Standing among the crowd during commencement, Zhang recalled reflecting about how far she had come — from a girl watching her mother’s daily sacrifices, to a scientist building systems that may one day transform patient care.

“It was very meaningful to have my work recognized in this way,” she said. “It reminds me why I started, and who I am doing this for.”

Looking ahead

Today, Zhang is a postdoctoral fellow at the Center for Precision Medicine at UT Health Center at San Antonio. Her current research integrates spatial metabolomics, microbiome analysis and kidney studies to better understand kidney-gut axis in diabetic kidney disease.

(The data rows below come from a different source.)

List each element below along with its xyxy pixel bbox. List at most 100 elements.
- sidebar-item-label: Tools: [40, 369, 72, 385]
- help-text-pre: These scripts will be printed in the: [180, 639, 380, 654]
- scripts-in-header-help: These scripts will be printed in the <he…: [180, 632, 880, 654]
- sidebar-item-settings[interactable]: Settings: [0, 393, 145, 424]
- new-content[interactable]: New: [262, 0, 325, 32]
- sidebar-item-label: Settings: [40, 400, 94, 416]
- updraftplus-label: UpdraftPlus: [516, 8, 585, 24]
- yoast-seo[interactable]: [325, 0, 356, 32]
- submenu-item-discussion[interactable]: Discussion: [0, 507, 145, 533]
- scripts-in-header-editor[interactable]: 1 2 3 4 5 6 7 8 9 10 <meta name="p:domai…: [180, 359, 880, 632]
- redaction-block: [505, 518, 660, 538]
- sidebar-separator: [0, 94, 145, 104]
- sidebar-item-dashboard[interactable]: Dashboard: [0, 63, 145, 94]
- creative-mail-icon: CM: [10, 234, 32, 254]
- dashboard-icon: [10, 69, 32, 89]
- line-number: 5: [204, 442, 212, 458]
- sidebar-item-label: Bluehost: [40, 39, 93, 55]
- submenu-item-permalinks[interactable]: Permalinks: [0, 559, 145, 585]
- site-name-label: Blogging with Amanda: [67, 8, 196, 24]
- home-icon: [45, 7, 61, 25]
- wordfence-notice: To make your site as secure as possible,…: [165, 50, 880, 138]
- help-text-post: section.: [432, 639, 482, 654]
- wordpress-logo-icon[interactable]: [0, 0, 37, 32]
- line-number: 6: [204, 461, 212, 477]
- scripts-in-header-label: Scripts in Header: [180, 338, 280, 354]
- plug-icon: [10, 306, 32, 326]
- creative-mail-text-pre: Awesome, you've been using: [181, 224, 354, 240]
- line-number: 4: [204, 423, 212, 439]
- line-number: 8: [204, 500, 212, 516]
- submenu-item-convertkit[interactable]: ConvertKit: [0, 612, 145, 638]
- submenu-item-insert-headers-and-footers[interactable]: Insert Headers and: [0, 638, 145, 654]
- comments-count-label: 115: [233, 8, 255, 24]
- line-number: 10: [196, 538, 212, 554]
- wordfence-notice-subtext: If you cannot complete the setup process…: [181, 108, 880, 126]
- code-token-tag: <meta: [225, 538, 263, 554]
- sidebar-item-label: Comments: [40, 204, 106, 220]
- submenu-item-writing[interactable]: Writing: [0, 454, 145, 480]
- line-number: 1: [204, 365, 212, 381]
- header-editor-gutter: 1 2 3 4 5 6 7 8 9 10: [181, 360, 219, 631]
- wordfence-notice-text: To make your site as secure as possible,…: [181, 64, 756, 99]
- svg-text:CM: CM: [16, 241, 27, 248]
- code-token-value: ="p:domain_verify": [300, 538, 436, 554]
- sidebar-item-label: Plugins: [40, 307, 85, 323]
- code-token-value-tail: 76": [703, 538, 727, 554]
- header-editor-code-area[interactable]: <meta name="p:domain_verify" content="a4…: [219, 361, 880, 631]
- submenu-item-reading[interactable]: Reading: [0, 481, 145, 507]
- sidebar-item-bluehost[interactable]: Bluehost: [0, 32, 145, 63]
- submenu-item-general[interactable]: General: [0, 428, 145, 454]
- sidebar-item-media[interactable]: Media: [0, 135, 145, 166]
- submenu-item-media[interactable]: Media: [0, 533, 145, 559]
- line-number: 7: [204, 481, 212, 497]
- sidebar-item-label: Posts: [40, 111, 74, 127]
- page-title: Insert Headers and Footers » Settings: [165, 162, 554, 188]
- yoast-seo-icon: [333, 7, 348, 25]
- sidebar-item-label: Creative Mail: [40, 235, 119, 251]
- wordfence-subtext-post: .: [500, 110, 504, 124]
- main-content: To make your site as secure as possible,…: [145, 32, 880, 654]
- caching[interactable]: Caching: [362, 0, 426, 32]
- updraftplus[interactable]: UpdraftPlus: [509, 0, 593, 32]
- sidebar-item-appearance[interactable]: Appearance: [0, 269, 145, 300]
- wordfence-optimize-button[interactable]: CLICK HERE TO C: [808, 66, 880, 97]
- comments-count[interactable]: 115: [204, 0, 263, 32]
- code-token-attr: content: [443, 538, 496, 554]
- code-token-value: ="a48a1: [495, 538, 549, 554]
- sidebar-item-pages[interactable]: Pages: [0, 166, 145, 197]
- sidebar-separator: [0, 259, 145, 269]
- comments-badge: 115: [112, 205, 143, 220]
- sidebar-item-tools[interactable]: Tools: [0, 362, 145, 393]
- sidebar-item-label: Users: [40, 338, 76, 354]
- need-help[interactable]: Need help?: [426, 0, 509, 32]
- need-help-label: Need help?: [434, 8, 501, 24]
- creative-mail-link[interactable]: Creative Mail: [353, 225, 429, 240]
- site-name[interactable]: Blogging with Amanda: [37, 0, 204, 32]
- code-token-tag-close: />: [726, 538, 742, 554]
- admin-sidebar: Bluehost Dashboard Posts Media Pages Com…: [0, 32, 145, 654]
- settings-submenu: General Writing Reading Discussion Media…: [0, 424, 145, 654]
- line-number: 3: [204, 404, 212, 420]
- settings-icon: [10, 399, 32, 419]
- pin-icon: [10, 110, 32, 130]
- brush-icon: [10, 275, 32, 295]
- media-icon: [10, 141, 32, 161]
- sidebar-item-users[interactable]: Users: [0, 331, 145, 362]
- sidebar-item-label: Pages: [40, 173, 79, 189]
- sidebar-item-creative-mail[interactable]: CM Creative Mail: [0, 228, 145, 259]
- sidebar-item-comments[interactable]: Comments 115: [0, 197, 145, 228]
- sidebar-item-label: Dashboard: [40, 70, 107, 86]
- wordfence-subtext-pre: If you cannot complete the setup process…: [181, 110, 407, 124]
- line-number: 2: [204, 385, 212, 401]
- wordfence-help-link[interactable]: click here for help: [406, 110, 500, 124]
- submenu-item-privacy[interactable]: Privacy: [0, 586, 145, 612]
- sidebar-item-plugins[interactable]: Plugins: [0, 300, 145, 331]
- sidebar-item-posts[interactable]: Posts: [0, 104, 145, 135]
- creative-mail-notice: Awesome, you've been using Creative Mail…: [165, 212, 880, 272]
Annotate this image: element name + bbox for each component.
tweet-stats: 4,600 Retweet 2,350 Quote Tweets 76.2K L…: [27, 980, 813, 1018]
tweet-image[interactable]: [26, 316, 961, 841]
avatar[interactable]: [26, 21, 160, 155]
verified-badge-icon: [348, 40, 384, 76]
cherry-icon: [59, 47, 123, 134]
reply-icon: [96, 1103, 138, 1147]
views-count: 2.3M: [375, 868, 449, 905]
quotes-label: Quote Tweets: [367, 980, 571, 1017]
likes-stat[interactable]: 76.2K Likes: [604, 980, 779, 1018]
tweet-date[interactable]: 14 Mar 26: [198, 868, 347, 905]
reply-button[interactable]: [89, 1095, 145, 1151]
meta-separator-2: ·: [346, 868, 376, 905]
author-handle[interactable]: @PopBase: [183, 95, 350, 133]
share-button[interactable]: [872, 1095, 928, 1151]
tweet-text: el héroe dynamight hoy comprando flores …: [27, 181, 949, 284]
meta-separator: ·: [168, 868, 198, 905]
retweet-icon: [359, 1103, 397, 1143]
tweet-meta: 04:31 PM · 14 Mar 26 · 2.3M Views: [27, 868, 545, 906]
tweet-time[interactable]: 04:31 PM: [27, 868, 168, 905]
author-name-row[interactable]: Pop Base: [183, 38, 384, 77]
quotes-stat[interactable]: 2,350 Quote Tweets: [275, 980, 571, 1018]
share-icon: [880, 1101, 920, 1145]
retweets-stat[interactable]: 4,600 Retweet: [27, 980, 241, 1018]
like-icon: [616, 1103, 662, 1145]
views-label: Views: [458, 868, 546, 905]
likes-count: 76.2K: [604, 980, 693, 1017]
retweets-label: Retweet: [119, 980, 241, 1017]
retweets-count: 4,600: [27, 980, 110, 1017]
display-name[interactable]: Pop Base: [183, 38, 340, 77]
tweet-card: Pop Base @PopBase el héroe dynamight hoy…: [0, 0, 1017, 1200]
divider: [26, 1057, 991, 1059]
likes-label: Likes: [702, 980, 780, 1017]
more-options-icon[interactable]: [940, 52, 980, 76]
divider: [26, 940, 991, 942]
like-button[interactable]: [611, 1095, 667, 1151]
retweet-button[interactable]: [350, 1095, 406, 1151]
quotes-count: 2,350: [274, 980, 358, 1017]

Looking to the future, she envisions a career at the intersection of translational research and clinical dietetics, bridging the gap between laboratory discovery and practical dietary strategies for patients.

From her mother’s diagnosis two decades ago, to pioneering a model that is reshaping microbiome research, Zhang’s journey reflects the power of deeply personal motivation paired with rigorous scientific training.

And as her work continues, the promise is clear — a future where nutrition guidance is more personalized, more precise and more impactful than ever.